Once the radial forearm flap had been harvested, it was inset into the intraoral defect (Figure 12-6, F). Because of the vessel geometry, the pedicle was delivered medial to the left mandibular body and placed alongside the great vessels of the neck. Excess skin was removed to achieve the desired bulk, and the flap was secured to the resection wound edge prior to the microvascular vessel anastomosis. The term “ischemia time of the flap” refers to the time from harvesting of the flap to the moment the artery is reestablished. Free flap reconstructions require a period of tolerance to tissue ischemia. Studies have demonstrated that this period of tolerance varies with the tissue type. Most flaps incorporate skin, fascia, muscle, and bone tissue. Skin and fascia are the most resistant to ischemia; they have a tolerance period of 4 to 6 hours before irreversible cellular injury occurs that could jeopardize the viability of the free flap. Muscle is generally the most sensitive to ischemia time; it has a tolerance period of less than 3 hours.
Discussion
Since the original description of the radial forearm fasciocutaneous free flap, more than 30 years ago, this technique has evolved into a versatile and reliable flap for head and neck reconstruction. First described by Taylor in 1976 and publicized in oral cavity reconstruction by Soutar and colleagues in 1983, this flap continues to be a popular soft tissue flap despite the challenges with donor site morbidity. Alternative flaps, such as the cutaneous lateral arm flap, fasciocutaneous ulnar flap, and anterior lateral thigh perforator flap, have limited advantages, which focus on less donor site morbidity.

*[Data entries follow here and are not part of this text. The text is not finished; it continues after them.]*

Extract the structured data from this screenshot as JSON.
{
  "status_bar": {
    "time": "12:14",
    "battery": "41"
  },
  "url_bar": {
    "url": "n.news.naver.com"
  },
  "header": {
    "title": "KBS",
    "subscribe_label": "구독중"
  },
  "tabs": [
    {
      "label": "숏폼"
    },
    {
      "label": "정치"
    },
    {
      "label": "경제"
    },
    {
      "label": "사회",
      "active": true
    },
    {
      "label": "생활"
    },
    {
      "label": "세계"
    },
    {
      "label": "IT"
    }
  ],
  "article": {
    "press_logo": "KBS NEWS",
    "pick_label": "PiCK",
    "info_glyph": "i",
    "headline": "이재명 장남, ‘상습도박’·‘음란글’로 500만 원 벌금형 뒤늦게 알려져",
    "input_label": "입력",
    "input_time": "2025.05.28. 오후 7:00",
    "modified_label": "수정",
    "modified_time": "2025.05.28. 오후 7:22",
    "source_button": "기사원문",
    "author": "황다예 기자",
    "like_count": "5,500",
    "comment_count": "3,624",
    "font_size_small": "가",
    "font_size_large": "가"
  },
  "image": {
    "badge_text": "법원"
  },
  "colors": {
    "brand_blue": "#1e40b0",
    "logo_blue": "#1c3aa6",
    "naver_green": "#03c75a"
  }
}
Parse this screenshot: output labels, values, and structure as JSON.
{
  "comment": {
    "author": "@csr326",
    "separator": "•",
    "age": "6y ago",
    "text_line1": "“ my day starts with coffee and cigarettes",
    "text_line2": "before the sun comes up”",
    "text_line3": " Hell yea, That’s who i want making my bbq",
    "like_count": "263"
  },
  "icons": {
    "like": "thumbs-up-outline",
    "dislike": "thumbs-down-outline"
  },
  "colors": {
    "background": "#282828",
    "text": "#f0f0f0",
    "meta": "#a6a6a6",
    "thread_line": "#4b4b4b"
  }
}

There are many applications for the radial forearm free flap in head and neck reconstruction. As demonstrated in this case presentation, tongue reconstruction with the radial forearm free flap is a common indication. Use of this type of flap has been described for reconstructing the ablative defects of the soft palate and mandible, restoring soft tissue deficiencies, and repairing tracheoesophageal fistulas. Dual skin flaps have been used to reconstruct through-and-through defects in the cheek and lip, and with two-stage procedures, prefabricated grafts can be prepared for reconstruction of complex structures such as the nose (Figure 12-7).